Results: The positive expression rate of SPAG6 protein (71.43%) in 42 cases of osteosarcoma tissue was significantly higher than that (33.33%) in 12 cases of osteochondroma tissues (p < 0.05), while the positive rate of NM23 protein (35.71%) in osteosarcoma tissue was lower than that (58.33%) in osteochondroma tissue (p < 0.05). The mRNA and protein levels of SPAG6 were significantly higher than those of the adjacent normal tissues, while the expression of NM23 was lower in osteosarcoma tissues than that in the controls (p < 0.05 for all). There was a positive relationship between the expression of SPAG6 and pathological grade, metastasis, and Enneking stage (p < 0.05 for all). The overall survival rate of osteosarcoma patients with SPAG6 positive expression was significantly lower than that with SPAG6 negative expression. The relationship between the expression of NM23 and pathological grade, metastasis, and Enneking stage was negative (p < 0.05 for all). The overall survival rate of the osteosarcoma patients with NM23 positive expression was higher than that of the patients with NM23 negative expression (p < 0.05).

Conclusion: Overexpression of SPAG6 and low expression of NM23 are negatively related to pathological grade, metastasis, and Enneking stage and prognosis of osteosarcoma patients. This suggested that SPAG6 and NM23 should be considered candidate prognostic biomarkers for patients with osteosarcoma.

Keywords: osteosarcoma, SPAG6, NM23, prognosis, overall survival

Introduction

Osteosarcoma (OS), also referred to as osteogenic sarcoma, is the most popular malignant tumor originating in the bones and is more prevalent in males than in females (Mirabello et al., 2009a; Mirabello et al., 2009b; Biermann et al., 2013). The worldwide incidence of osteosarcoma is about 3–4 cases per million each year, about 800 new cases are diagnosed, and half of these are reported in adolescents (Rickel et al., 2017; Assi et al., 2021). Patients with osteosarcoma often have high cancer-related mortality, especially once metastasis to the lungs begins, the 5-year survival rate becomes less than 20% (EESNW Group, 2012; Luetke et al., 2014). In addition to surgery, the use of neoadjuvant chemotherapy and immunotherapy significantly increases the 5-year survival of non-metastasis osteosarcoma patients to approximately 58–75% (Bacci et al., 2005). However, there have been only minimal improvements in the prognosis of metastasis osteosarcoma patients in the last 2 decades (EESNW Group, 2012). Therefore, it is necessary to research novel molecular markers of metastasis and to identify the underlying molecular mechanism of OS evolvement and progression, which will identify a novel therapeutic strategy for patients with OS.

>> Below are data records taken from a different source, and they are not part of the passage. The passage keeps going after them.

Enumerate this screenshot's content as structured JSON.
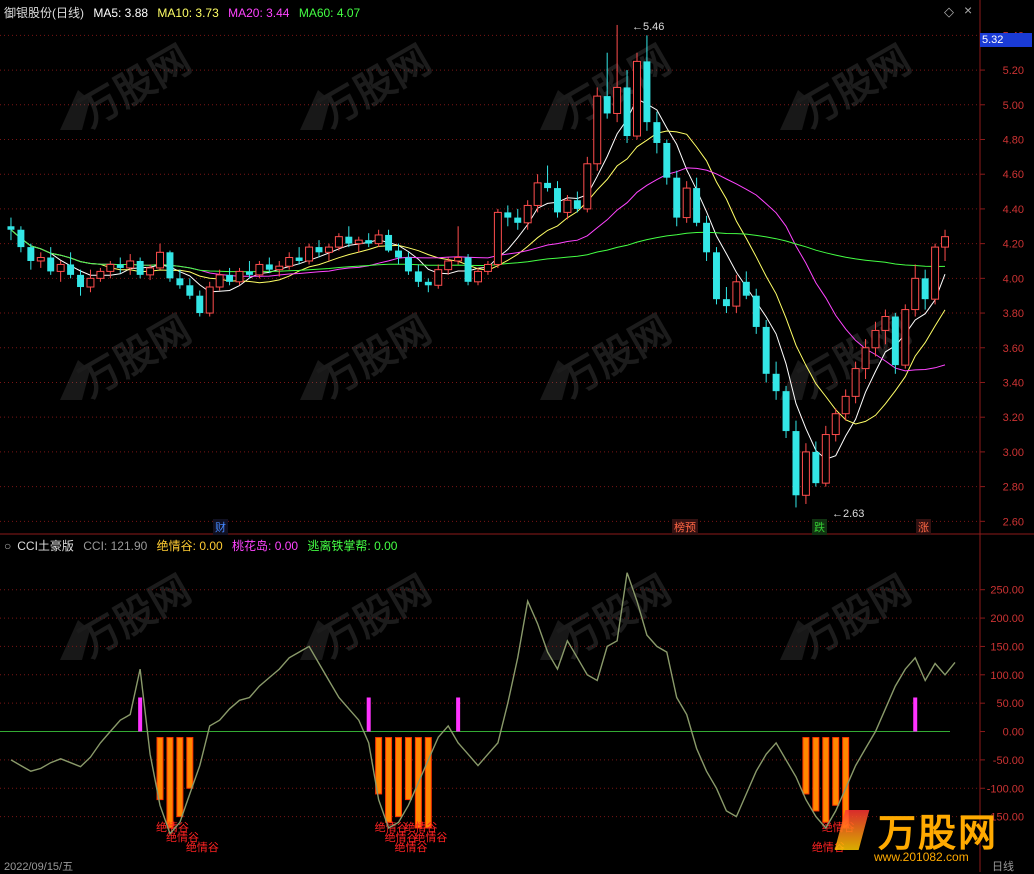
{
  "header": {
    "stock_title": "御银股份(日线)",
    "ma5": "MA5: 3.88",
    "ma10": "MA10: 3.73",
    "ma20": "MA20: 3.44",
    "ma60": "MA60: 4.07",
    "colors": {
      "ma5": "#ffffff",
      "ma10": "#ffff66",
      "ma20": "#ff44ff",
      "ma60": "#44ff44"
    }
  },
  "price_axis": {
    "current_price": "5.32",
    "ticks": [
      "5.40",
      "5.20",
      "5.00",
      "4.80",
      "4.60",
      "4.40",
      "4.20",
      "4.00",
      "3.80",
      "3.60",
      "3.40",
      "3.20",
      "3.00",
      "2.80",
      "2.60"
    ],
    "ylim": [
      2.55,
      5.5
    ]
  },
  "annotations": {
    "high_label": "5.46",
    "low_label": "2.63",
    "events": [
      {
        "text": "财",
        "color": "#4488ff"
      },
      {
        "text": "榜预",
        "color": "#ff6644"
      },
      {
        "text": "跌",
        "color": "#33cc33"
      },
      {
        "text": "涨",
        "color": "#ff6644"
      }
    ]
  },
  "indicator": {
    "title": "CCI土豪版",
    "cci": "CCI: 121.90",
    "jueqinggu": "绝情谷: 0.00",
    "taohuadao": "桃花岛: 0.00",
    "taolijunzhang": "逃离铁掌帮: 0.00",
    "ticks": [
      "250.00",
      "200.00",
      "150.00",
      "100.00",
      "50.00",
      "0.00",
      "-50.00",
      "-100.00",
      "-150.00"
    ],
    "ylim": [
      -230,
      320
    ],
    "signal_label": "绝情谷"
  },
  "bottom": {
    "date_label": "2022/09/15/五",
    "period_label": "日线"
  },
  "watermark": {
    "brand": "万股网",
    "url": "www.201082.com"
  },
  "chart_data": {
    "type": "candlestick",
    "ohlc": [
      [
        4.3,
        4.35,
        4.22,
        4.28
      ],
      [
        4.28,
        4.3,
        4.15,
        4.18
      ],
      [
        4.18,
        4.2,
        4.05,
        4.1
      ],
      [
        4.1,
        4.15,
        4.06,
        4.12
      ],
      [
        4.12,
        4.18,
        4.02,
        4.04
      ],
      [
        4.04,
        4.1,
        3.98,
        4.08
      ],
      [
        4.08,
        4.15,
        4.0,
        4.02
      ],
      [
        4.02,
        4.05,
        3.9,
        3.95
      ],
      [
        3.95,
        4.05,
        3.92,
        4.0
      ],
      [
        4.0,
        4.06,
        3.98,
        4.04
      ],
      [
        4.04,
        4.1,
        4.0,
        4.08
      ],
      [
        4.08,
        4.12,
        4.03,
        4.06
      ],
      [
        4.06,
        4.14,
        4.02,
        4.1
      ],
      [
        4.1,
        4.12,
        4.0,
        4.02
      ],
      [
        4.02,
        4.08,
        3.99,
        4.06
      ],
      [
        4.06,
        4.2,
        4.05,
        4.15
      ],
      [
        4.15,
        4.16,
        3.98,
        4.0
      ],
      [
        4.0,
        4.05,
        3.94,
        3.96
      ],
      [
        3.96,
        4.0,
        3.88,
        3.9
      ],
      [
        3.9,
        3.93,
        3.78,
        3.8
      ],
      [
        3.8,
        3.98,
        3.78,
        3.95
      ],
      [
        3.95,
        4.05,
        3.93,
        4.02
      ],
      [
        4.02,
        4.06,
        3.96,
        3.98
      ],
      [
        3.98,
        4.06,
        3.96,
        4.04
      ],
      [
        4.04,
        4.1,
        4.0,
        4.02
      ],
      [
        4.02,
        4.1,
        4.0,
        4.08
      ],
      [
        4.08,
        4.12,
        4.03,
        4.05
      ],
      [
        4.05,
        4.1,
        4.01,
        4.07
      ],
      [
        4.07,
        4.15,
        4.05,
        4.12
      ],
      [
        4.12,
        4.18,
        4.08,
        4.1
      ],
      [
        4.1,
        4.2,
        4.08,
        4.18
      ],
      [
        4.18,
        4.22,
        4.12,
        4.15
      ],
      [
        4.15,
        4.2,
        4.1,
        4.18
      ],
      [
        4.18,
        4.26,
        4.16,
        4.24
      ],
      [
        4.24,
        4.3,
        4.18,
        4.2
      ],
      [
        4.2,
        4.24,
        4.15,
        4.22
      ],
      [
        4.22,
        4.26,
        4.18,
        4.2
      ],
      [
        4.2,
        4.28,
        4.18,
        4.25
      ],
      [
        4.25,
        4.28,
        4.15,
        4.16
      ],
      [
        4.16,
        4.2,
        4.08,
        4.12
      ],
      [
        4.12,
        4.15,
        4.02,
        4.04
      ],
      [
        4.04,
        4.08,
        3.95,
        3.98
      ],
      [
        3.98,
        4.0,
        3.92,
        3.96
      ],
      [
        3.96,
        4.08,
        3.94,
        4.05
      ],
      [
        4.05,
        4.12,
        4.02,
        4.1
      ],
      [
        4.1,
        4.3,
        4.08,
        4.12
      ],
      [
        4.12,
        4.14,
        3.96,
        3.98
      ],
      [
        3.98,
        4.06,
        3.96,
        4.04
      ],
      [
        4.04,
        4.1,
        4.02,
        4.08
      ],
      [
        4.08,
        4.4,
        4.06,
        4.38
      ],
      [
        4.38,
        4.42,
        4.3,
        4.35
      ],
      [
        4.35,
        4.4,
        4.28,
        4.32
      ],
      [
        4.32,
        4.45,
        4.28,
        4.42
      ],
      [
        4.42,
        4.6,
        4.38,
        4.55
      ],
      [
        4.55,
        4.65,
        4.5,
        4.52
      ],
      [
        4.52,
        4.56,
        4.35,
        4.38
      ],
      [
        4.38,
        4.48,
        4.34,
        4.45
      ],
      [
        4.45,
        4.5,
        4.38,
        4.4
      ],
      [
        4.4,
        4.7,
        4.38,
        4.66
      ],
      [
        4.66,
        5.1,
        4.62,
        5.05
      ],
      [
        5.05,
        5.3,
        4.92,
        4.95
      ],
      [
        4.95,
        5.46,
        4.9,
        5.1
      ],
      [
        5.1,
        5.2,
        4.78,
        4.82
      ],
      [
        4.82,
        5.3,
        4.8,
        5.25
      ],
      [
        5.25,
        5.4,
        4.85,
        4.9
      ],
      [
        4.9,
        4.96,
        4.72,
        4.78
      ],
      [
        4.78,
        4.8,
        4.54,
        4.58
      ],
      [
        4.58,
        4.62,
        4.3,
        4.35
      ],
      [
        4.35,
        4.56,
        4.32,
        4.52
      ],
      [
        4.52,
        4.58,
        4.3,
        4.32
      ],
      [
        4.32,
        4.36,
        4.1,
        4.15
      ],
      [
        4.15,
        4.18,
        3.85,
        3.88
      ],
      [
        3.88,
        3.95,
        3.8,
        3.84
      ],
      [
        3.84,
        4.02,
        3.8,
        3.98
      ],
      [
        3.98,
        4.04,
        3.88,
        3.9
      ],
      [
        3.9,
        3.94,
        3.68,
        3.72
      ],
      [
        3.72,
        3.76,
        3.4,
        3.45
      ],
      [
        3.45,
        3.52,
        3.3,
        3.35
      ],
      [
        3.35,
        3.38,
        3.08,
        3.12
      ],
      [
        3.12,
        3.18,
        2.68,
        2.75
      ],
      [
        2.75,
        3.05,
        2.7,
        3.0
      ],
      [
        3.0,
        3.06,
        2.8,
        2.82
      ],
      [
        2.82,
        3.15,
        2.8,
        3.1
      ],
      [
        3.1,
        3.25,
        3.06,
        3.22
      ],
      [
        3.22,
        3.36,
        3.18,
        3.32
      ],
      [
        3.32,
        3.52,
        3.28,
        3.48
      ],
      [
        3.48,
        3.65,
        3.42,
        3.6
      ],
      [
        3.6,
        3.75,
        3.55,
        3.7
      ],
      [
        3.7,
        3.82,
        3.62,
        3.78
      ],
      [
        3.78,
        3.8,
        3.45,
        3.5
      ],
      [
        3.5,
        3.85,
        3.48,
        3.82
      ],
      [
        3.82,
        4.08,
        3.78,
        4.0
      ],
      [
        4.0,
        4.05,
        3.82,
        3.88
      ],
      [
        3.88,
        4.2,
        3.85,
        4.18
      ],
      [
        4.18,
        4.28,
        4.1,
        4.24
      ]
    ],
    "cci": [
      -50,
      -60,
      -70,
      -65,
      -55,
      -48,
      -55,
      -62,
      -45,
      -20,
      0,
      20,
      30,
      110,
      -40,
      -130,
      -180,
      -160,
      -110,
      -60,
      10,
      20,
      40,
      55,
      60,
      80,
      95,
      110,
      130,
      140,
      150,
      120,
      90,
      60,
      40,
      20,
      -20,
      -120,
      -170,
      -160,
      -130,
      -90,
      -50,
      -10,
      10,
      -20,
      -40,
      -60,
      -40,
      -20,
      50,
      130,
      230,
      190,
      140,
      110,
      160,
      130,
      100,
      90,
      150,
      160,
      280,
      230,
      170,
      150,
      140,
      60,
      30,
      -30,
      -70,
      -100,
      -140,
      -150,
      -110,
      -70,
      -40,
      -20,
      -50,
      -80,
      -120,
      -150,
      -170,
      -140,
      -100,
      -60,
      -30,
      0,
      40,
      80,
      110,
      130,
      90,
      120,
      100,
      121.9
    ],
    "signals": {
      "jueqinggu_bars": [
        15,
        16,
        17,
        18,
        37,
        38,
        39,
        40,
        41,
        42,
        80,
        81,
        82,
        83,
        84
      ],
      "taohuadao_bars": [
        13,
        36,
        45,
        91
      ],
      "signal_text_bars": [
        15,
        16,
        18,
        37,
        38,
        39,
        40,
        41,
        81,
        82
      ]
    }
  }
}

Sperm-associated antigen 6 (SPAG6) gene, first identified in human testicular tissue, also named CT141 and pf16, is considered a cancer-testis antigen (CTA) and involved in many cancers (Abe et al., 2008; Silina et al., 2011; Coan et al., 2018; Jiang et al., 2019). Many studies’ results have shown that SPAG6 plays a critical role in tumor involvement and progression, especially in myelodysplastic syndrome (MDSC), the common hematological malignancies, and SPAG6 levels were significantly higher than those in solid tumors (Barretina et al., 2019). The aberrant expression of SPAG6 has been found in neuroblastoma (NBL) cell lines, serous ovarian cancer (HGSOC) samples, myeloid SKM-1 and K562 cell lines, breast cancer tissues, bladder cancer tissues, and non-small-cell lung cancer (NSCLC) samples (Abe et al., 2008; Kitchen et al., 2015; Altenberger et al., 2017; Coan et al., 2018; Jiang et al., 2019). Non-metastasis 23 (NM23) plays a suppressive role in tumor metastasis (Carotenuto et al., 2015). Studies have confirmed that the low expression of NM23 is positively related to metastasis and irradiation (Xi et al., 2019; Wang et al., 2021). Until now, there are few reports about the association of the expression of SPAG6 and NM23 with the metastasis and prognosis of osteosarcoma, and the precise role of SPAG6 is unclear.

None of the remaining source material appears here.